Recent literature supports the use of a multi-modal approach to managing postoperative pain in patients undergoing hip arthroscopy. When a pre-and postoperative analgesic regimen is used in combination with peripheral nerve block or intraoperative anesthetic injection, patients experience less pain and postoperative narcotic consumption. Postoperative pain scores and opioid consumption are similar between the different techniques. However, postoperative complications are less in those receiving intra-articular (IA) injection or local anesthetic infiltration (LAI) compared to peripheral nerve blocks.

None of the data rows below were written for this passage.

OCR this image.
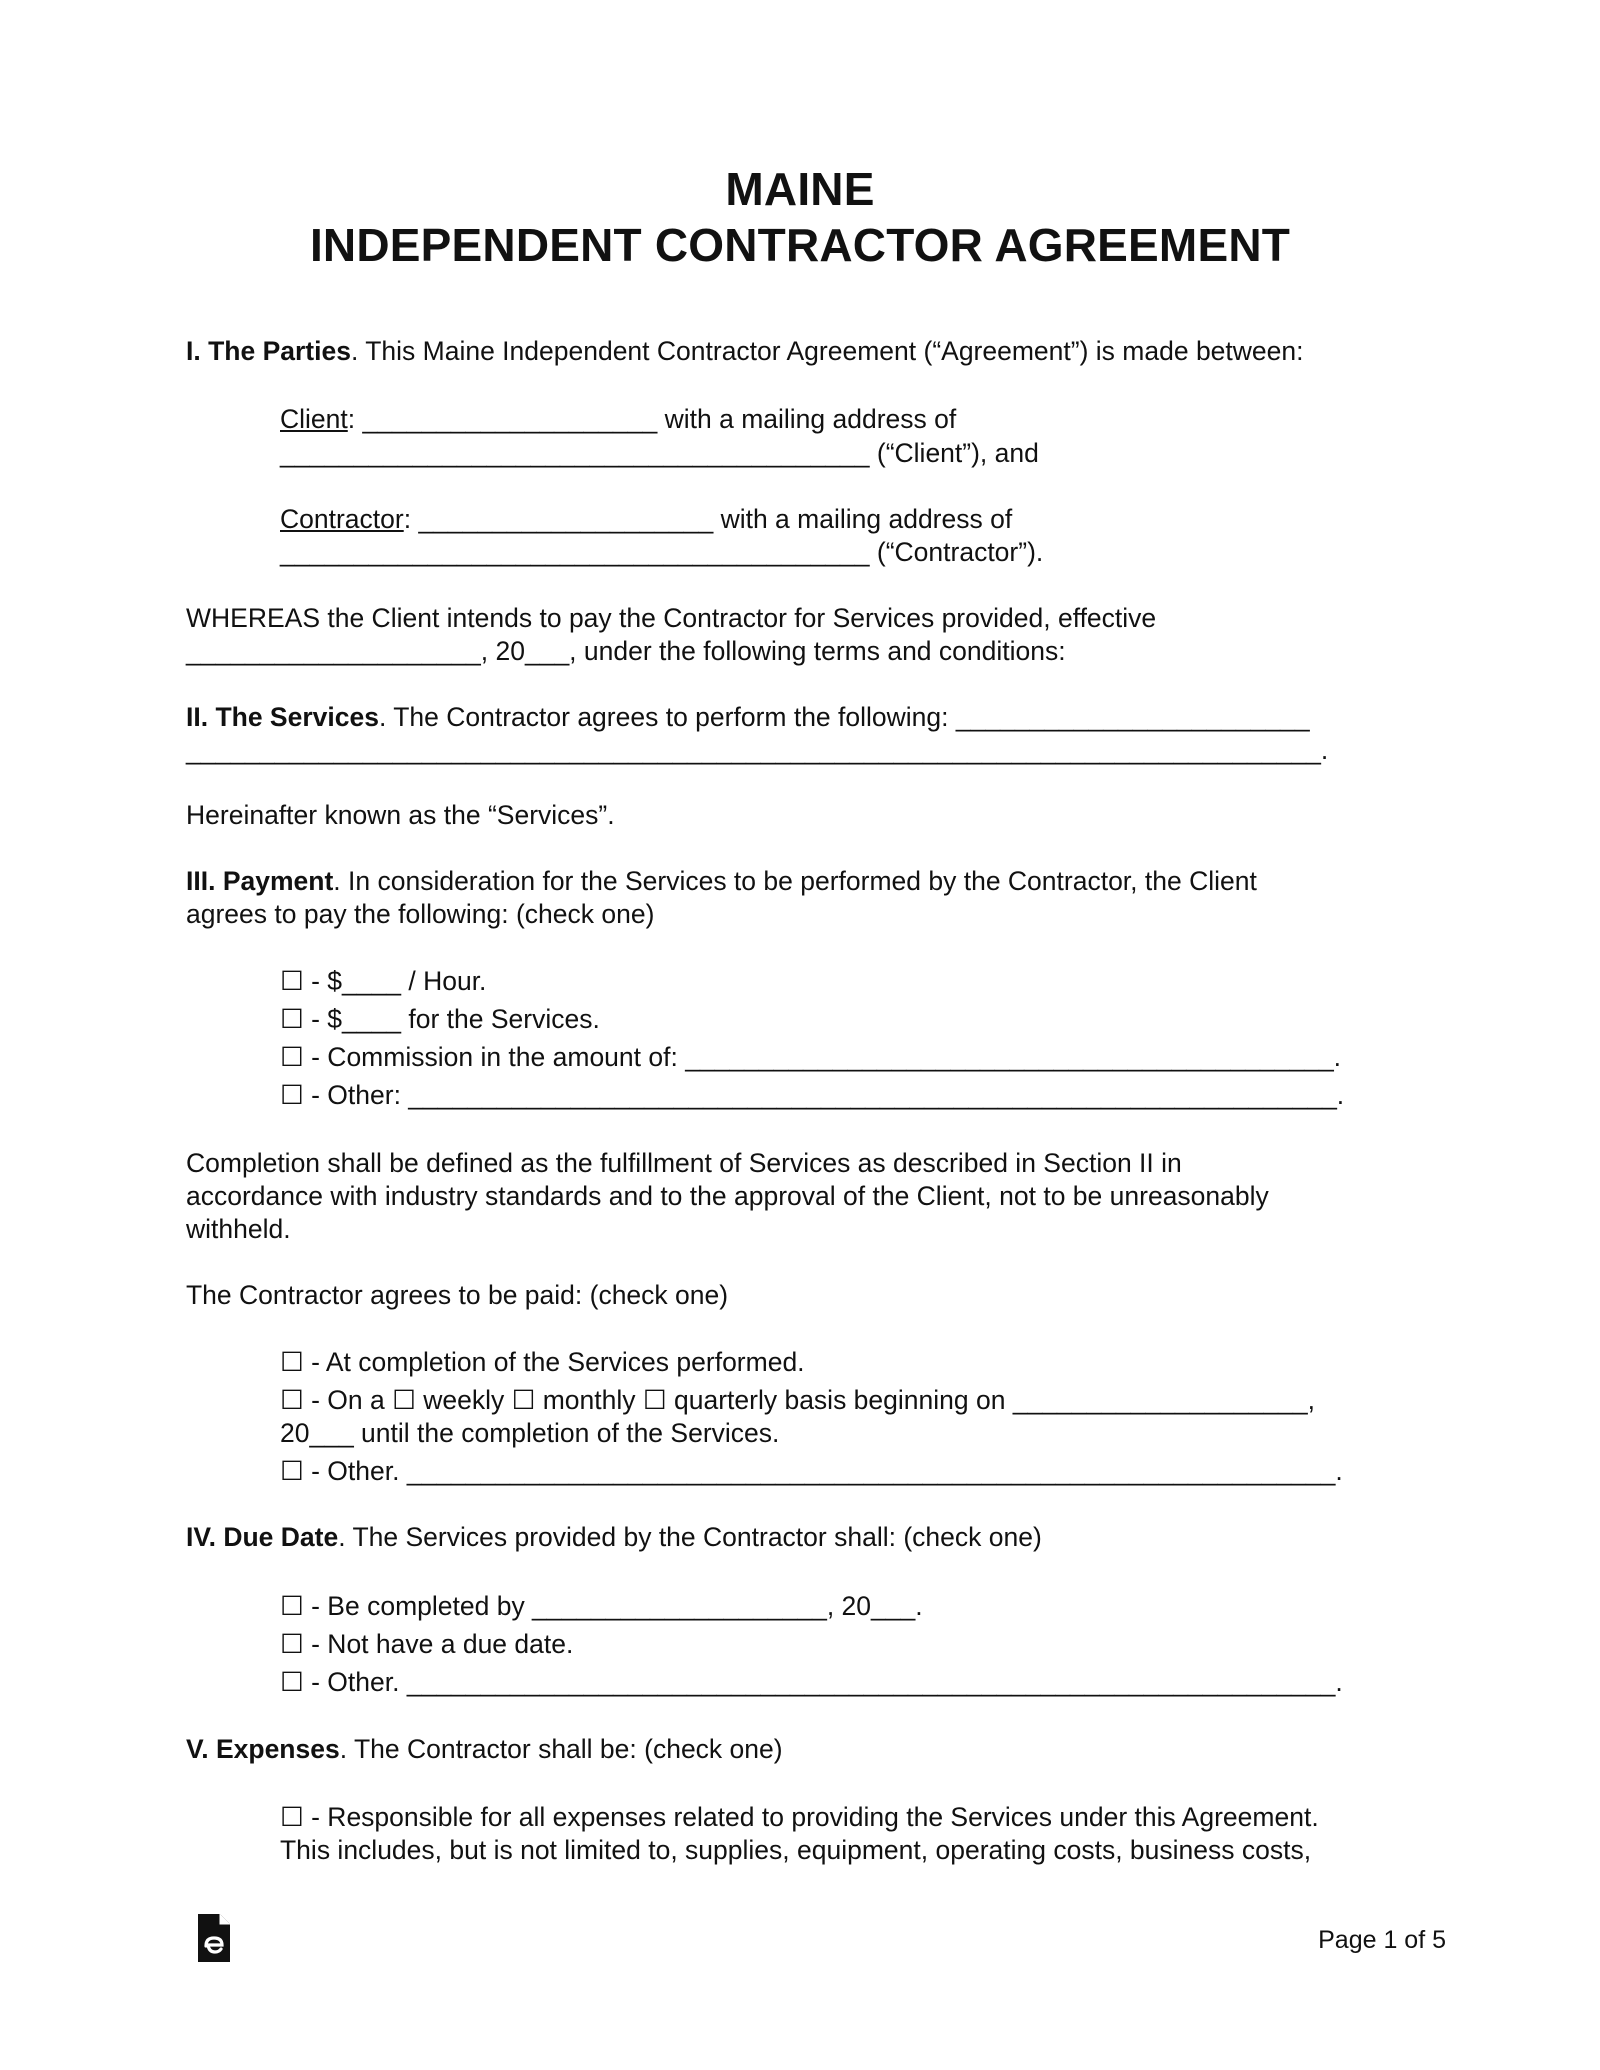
MAINE
INDEPENDENT CONTRACTOR AGREEMENT
I. The Parties. This Maine Independent Contractor Agreement (“Agreement”) is made between:
Client: ____________________ with a mailing address of
________________________________________ (“Client”), and
Contractor: ____________________ with a mailing address of
________________________________________ (“Contractor”).
WHEREAS the Client intends to pay the Contractor for Services provided, effective
____________________, 20___, under the following terms and conditions:
II. The Services. The Contractor agrees to perform the following: ________________________
_____________________________________________________________________________.
Hereinafter known as the “Services”.
III. Payment. In consideration for the Services to be performed by the Contractor, the Client
agrees to pay the following: (check one)
☐ - $____ / Hour.
☐ - $____ for the Services.
☐ - Commission in the amount of: ____________________________________________.
☐ - Other: _______________________________________________________________.
Completion shall be defined as the fulfillment of Services as described in Section II in
accordance with industry standards and to the approval of the Client, not to be unreasonably
withheld.
The Contractor agrees to be paid: (check one)
☐ - At completion of the Services performed.
☐ - On a ☐ weekly ☐ monthly ☐ quarterly basis beginning on ____________________,
20___ until the completion of the Services.
☐ - Other. _______________________________________________________________.
IV. Due Date. The Services provided by the Contractor shall: (check one)
☐ - Be completed by ____________________, 20___.
☐ - Not have a due date.
☐ - Other. _______________________________________________________________.
V. Expenses. The Contractor shall be: (check one)
☐ - Responsible for all expenses related to providing the Services under this Agreement.
This includes, but is not limited to, supplies, equipment, operating costs, business costs,
Page 1 of 5
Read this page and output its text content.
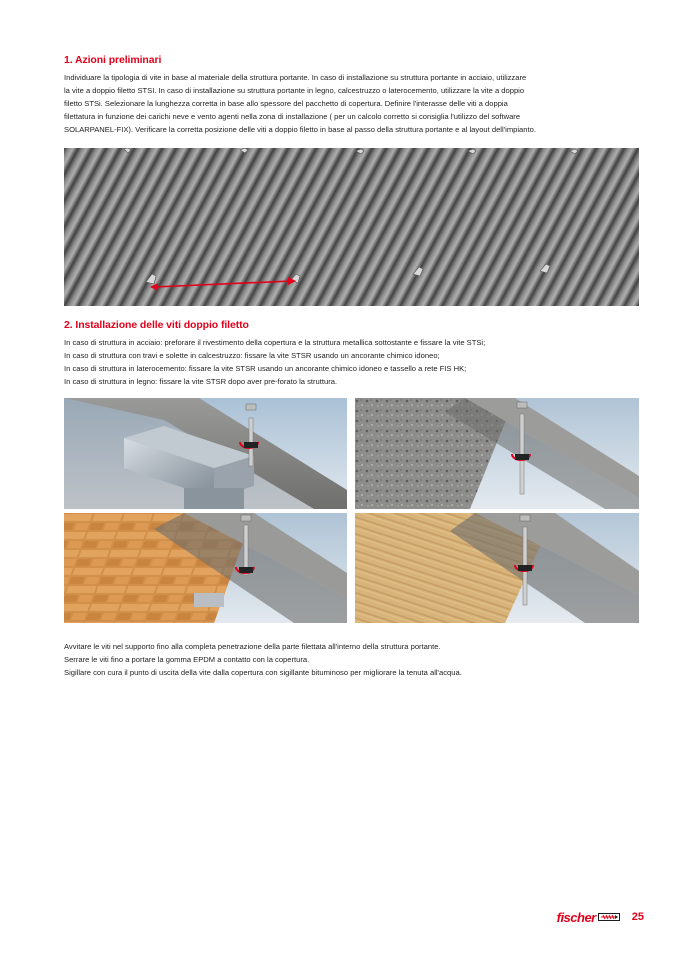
1. Azioni preliminari
Individuare la tipologia di vite in base al materiale della struttura portante. In caso di installazione su struttura portante in acciaio, utilizzare
la vite a doppio filetto STSI. In caso di installazione su struttura portante in legno, calcestruzzo o laterocemento, utilizzare la vite a doppio
filetto STSi. Selezionare la lunghezza corretta in base allo spessore del pacchetto di copertura. Definire l'interasse delle viti a doppia
filettatura in funzione dei carichi neve e vento agenti nella zona di installazione ( per un calcolo corretto si consiglia l'utilizzo del software
SOLARPANEL-FIX). Verificare la corretta posizione delle viti a doppio filetto in base al passo della struttura portante e al layout dell'impianto.
2. Installazione delle viti doppio filetto
In caso di struttura in acciaio: preforare il rivestimento della copertura e la struttura metallica sottostante e fissare la vite STSi;
In caso di struttura con travi e solette in calcestruzzo: fissare la vite STSR usando un ancorante chimico idoneo;
In caso di struttura in laterocemento: fissare la vite STSR usando un ancorante chimico idoneo e tassello a rete FIS HK;
In caso di struttura in legno: fissare la vite STSR dopo aver pre-forato la struttura.
Avvitare le viti nel supporto fino alla completa penetrazione della parte filettata all'interno della struttura portante.
Serrare le viti fino a portare la gomma EPDM a contatto con la copertura.
Sigillare con cura il punto di uscita della vite dalla copertura con sigillante bituminoso per migliorare la tenuta all'acqua.
fischer	25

Recent studies suggest that intraoperative techniques such as IA injection or LAI used in conjunction with a pre-and postoperative analgesic regimen may be the safest and most effective multi-modal strategy for reducing postoperative pain in these patients. In addition, omitting the use of peripheral nerve block may lead to decreased anesthesia procedural fees and operating room turnover time, resulting in decreased cost to the patient and increased efficiency of the facility.